It’s official: Long Island’s hometown NHL team, the New York Islanders, are leaving Nassau County in 2015 for Brooklyn’s Barclays Center, where they signed a 25-year lease.
Isles owner Charles Wang made the rumored announcement shortly after 1 p.m. Wednesday at the Barclays Center, where he was joined by Barclays Majority Owner and Developer Bruce Ratner, National Hockey League Commissioner Gary Bettman, Brooklyn Borough President Marty Markowitz, Isles General Manager Garth Snow and New York Mayor Mike Bloomberg.
“We tried very hard to keep the Islanders in their original home in Nassau County,” said Wang. “Unfortunately we were unable to achieve that dream.”
Wang, whose Lighthouse Development Project—the largest proposed mixed-use development on LI—has been stalled for years, added that he had spoken to Nassau County Executive Ed Mangano about his decision and reiterated his determination to make the Nassau Hub, where the Isles home of the Nassau Veterans Memorial Coliseum is located, a “destination.”
“He was surprised, obviously, very disappointed,” said Wang. “This has been a very long journey for the Islanders family.”
Mangano spearheaded an Aug. 1, 2011 public referendum on a proposed $400 million taxpayer funded reconstruction of the arena and its surrounding area that was rejected by county taxpayers yet still cost them $2.5 million to hold.

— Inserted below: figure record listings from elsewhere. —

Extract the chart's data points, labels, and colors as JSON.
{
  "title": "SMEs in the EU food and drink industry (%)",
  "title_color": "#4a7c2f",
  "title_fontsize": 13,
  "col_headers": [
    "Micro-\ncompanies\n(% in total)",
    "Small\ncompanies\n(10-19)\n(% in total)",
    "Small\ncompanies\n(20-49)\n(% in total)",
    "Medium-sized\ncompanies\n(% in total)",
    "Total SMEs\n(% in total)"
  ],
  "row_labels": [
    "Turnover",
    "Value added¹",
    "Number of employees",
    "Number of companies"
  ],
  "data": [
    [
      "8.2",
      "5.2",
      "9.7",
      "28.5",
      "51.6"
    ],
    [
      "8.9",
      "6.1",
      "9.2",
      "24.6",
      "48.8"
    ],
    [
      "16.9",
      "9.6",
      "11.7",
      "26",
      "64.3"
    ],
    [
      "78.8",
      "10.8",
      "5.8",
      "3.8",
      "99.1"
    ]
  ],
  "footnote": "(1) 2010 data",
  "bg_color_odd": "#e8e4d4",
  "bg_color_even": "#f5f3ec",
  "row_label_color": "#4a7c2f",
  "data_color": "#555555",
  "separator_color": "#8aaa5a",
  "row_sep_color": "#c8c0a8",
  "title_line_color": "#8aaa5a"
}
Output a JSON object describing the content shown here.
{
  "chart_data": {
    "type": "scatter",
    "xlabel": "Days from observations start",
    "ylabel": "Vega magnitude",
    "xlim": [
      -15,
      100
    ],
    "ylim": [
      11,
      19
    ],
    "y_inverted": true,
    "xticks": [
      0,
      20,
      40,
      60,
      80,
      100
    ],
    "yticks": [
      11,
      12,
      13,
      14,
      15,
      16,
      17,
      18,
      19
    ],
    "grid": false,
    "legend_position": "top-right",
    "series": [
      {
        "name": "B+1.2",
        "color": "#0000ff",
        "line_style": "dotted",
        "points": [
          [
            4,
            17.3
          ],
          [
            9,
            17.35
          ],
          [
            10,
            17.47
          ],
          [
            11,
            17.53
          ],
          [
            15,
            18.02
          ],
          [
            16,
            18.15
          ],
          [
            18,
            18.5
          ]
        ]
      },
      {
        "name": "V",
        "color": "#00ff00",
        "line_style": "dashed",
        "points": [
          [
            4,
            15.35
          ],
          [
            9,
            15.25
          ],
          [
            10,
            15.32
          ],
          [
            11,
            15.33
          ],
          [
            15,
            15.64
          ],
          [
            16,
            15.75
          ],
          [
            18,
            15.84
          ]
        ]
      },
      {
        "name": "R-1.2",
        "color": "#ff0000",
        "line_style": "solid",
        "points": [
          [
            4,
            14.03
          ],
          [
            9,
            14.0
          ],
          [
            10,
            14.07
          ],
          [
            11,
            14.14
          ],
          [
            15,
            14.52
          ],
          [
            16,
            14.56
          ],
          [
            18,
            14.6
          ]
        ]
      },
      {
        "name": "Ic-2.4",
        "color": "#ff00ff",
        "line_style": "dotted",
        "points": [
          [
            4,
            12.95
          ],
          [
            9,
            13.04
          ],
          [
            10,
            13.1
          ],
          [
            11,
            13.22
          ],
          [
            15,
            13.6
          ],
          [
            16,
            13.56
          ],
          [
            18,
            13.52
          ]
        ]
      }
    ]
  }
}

He issued a statement that did not mention the franchise by name, but stated he would soon be announcing the selection of an economic development team “who will serve as a catalyst in redeveloping the Hub into a vibrant destination and job creation center.”
His Democratic opponents in the county legislature were quick to pounce.
“This is a sad day for Nassau County and unfortunately another crippling hit to our local economy,” Nassau Democratic Leader Kevan Abrahams said in a statement shortly after the relocation news. “To lose the Islanders, Nassau’s only professional sports franchise, is an epic failure of leadership at all levels. We must immediately start working on new ideas for the Hub so that the Coliseum does not sit as a crumbling eyesore for generations.”
Others were more optimistic.
NHL Commissioner Bettman told Islanders fans: “You don’t have to worry about the future of the club, the club is staying local, you’ll be able to get here locally.”
“Charles Wang is the real hero today,” said Ratner. “He has kept this team in New York State.”
The departure was crushing for diehard Isles fan Leslie Martin, 30, of Hicksville.
“I am disappointed that more wasn’t done to keep the team in Nassau County,” she tells the Press. “It’s hard to give up my season tickets when I’m used to attending 40-plus games each year. I think this is only going to hurt Nassau County and the people who reside therein.”
The Islanders, who possess generations of fans on LI, became an NHL franchise in 1972. Despite the worst record in hockey history its inaugural year, the Isles began their ascent to legendary “Dynasty” status less than a decade later, winning the Stanley Cup four years in a row from 1980 to 1984—a feat only eight other teams have been able to accomplish in the history of the NHL.